Plastic/wood-flour composites represent a new but fast growing class of materials in the United States. However, the low strength properties, high density and brittleness, and poor impact resistance of plastic/wood-flour composites prevent these products from capturing their full market potential, hi this dissertation, surface modification and extrusion foaming technologies were applied to address these drawbacks.

The chemical reactions between cellulosic materials (wood flour and cotton cellulose) and functionalized polyethylene coupling agents (acrylic acid-fimctionalized and maleic anhydride-functionalized) were studied by applying Fourier Transform Infrared (FTIR) spectroscopy and X-ray Photoelectron Spectroscopy (XPS). The experimental results indicate that chemical bonds between hydroxyl groups of cellulosic materials and functional groups of the coupling agents have occurred through esterification reactions. The effects of the coupling agent's functional monomer (acrylic acid vs. maleic anhydride) and base resin (polyethylene vs. polypropylene) types on the tensile, flexural, and Izod impact properties of high-density polyethylene (HDPE)/woodflour composites were investigated and the experimental results indicate that the types o f functional monomer and base resin are important factors determining the effectiveness of functionalized coupling agents for HDPE/wood-flour composites.
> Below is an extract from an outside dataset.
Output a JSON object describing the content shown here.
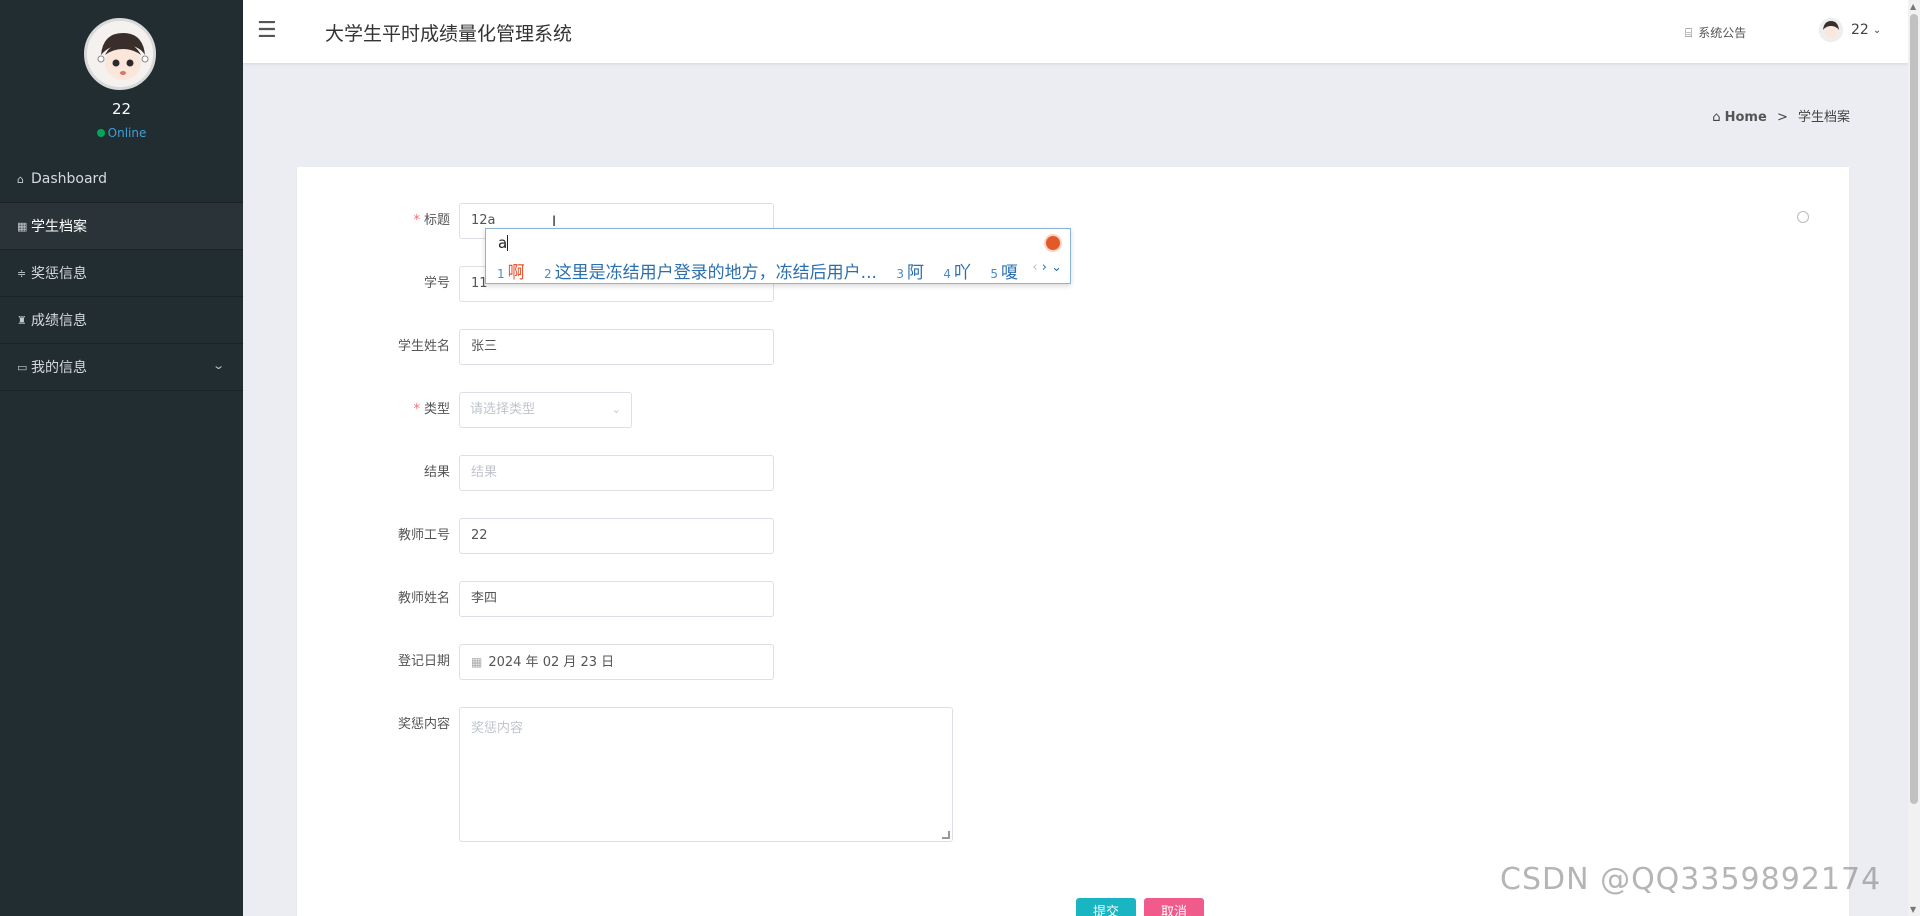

Although the tensile and flexural strength properties of polyolefin/wood-flour composites were enhanced with the addition of coupling agents, the impact resistance of the composites did not improve and the high density and brittleness of these composites were not reduced. Extrusion foaming technology was applied to address some of these problems.

The polyolefin/wood-flour composite foams were developed through a continuous extrusion process using factorial and central composite designs. The effects of material compositions and processing parameters including wood flour content, wood flour moisture content, chemical foaming agent (CFA) concentration, CFA form (with vs. without polymer carrier), CFA type (endothermic vs. exothermic), extruder die temperature, and extruder screw speed, together with the effect of coupling agent on the void fraction and average cell size of foamed polyolefin/wood-flour composites were examined. The experimental results indicate that a large amount of gas molecules available for cell growth is not the only requirement for the production of PP/wood-flour composite foams with a high void fraction. Processing at a high die temperature is also very important for the development of proper viscoelastic properties of the matrix for cell growth. The CFA type and form did not affect the void fractions of both neat HDPE and HDPE/wood-flour composites. However, a gas containment limit was observed for neat HDPE foams, whereas the average cell size achieved in the HDPE/wood-flour composite foams remained insensitive to the CFA content, irrespective of the CFA type. The experimental results also indicate that the use of coupling agent in the formulation is required to achieve HDPE/wood-flour composite foams with a high void fraction. When the wood flour contains 12% moisture, HDPE/wood-flour composite foams with the highest void fraction can be achieved at high extruder screw speed (120 rpm) and low extruder die temperature (170°C) without the use of chemical foaming agent.

Finally, the effect of void fraction on the mechanical properties of HDPE and HDPE/wood-flour composite foams was examined. The experimental results show that the presence of cellular structure reduced the notched Izod impact strength of both neat HDPE and HDPE/wood-flour composites. The elongation at break of foamed HDPE increased with void fraction, whereas the opposite trend was observed for HDPE/woodflour composites. In addition, the low density of the foamed HDPE and HDPE/woodflour composites was compromised by the loss in the tensile and flexural strengths, as well as the tensile and flexural moduli.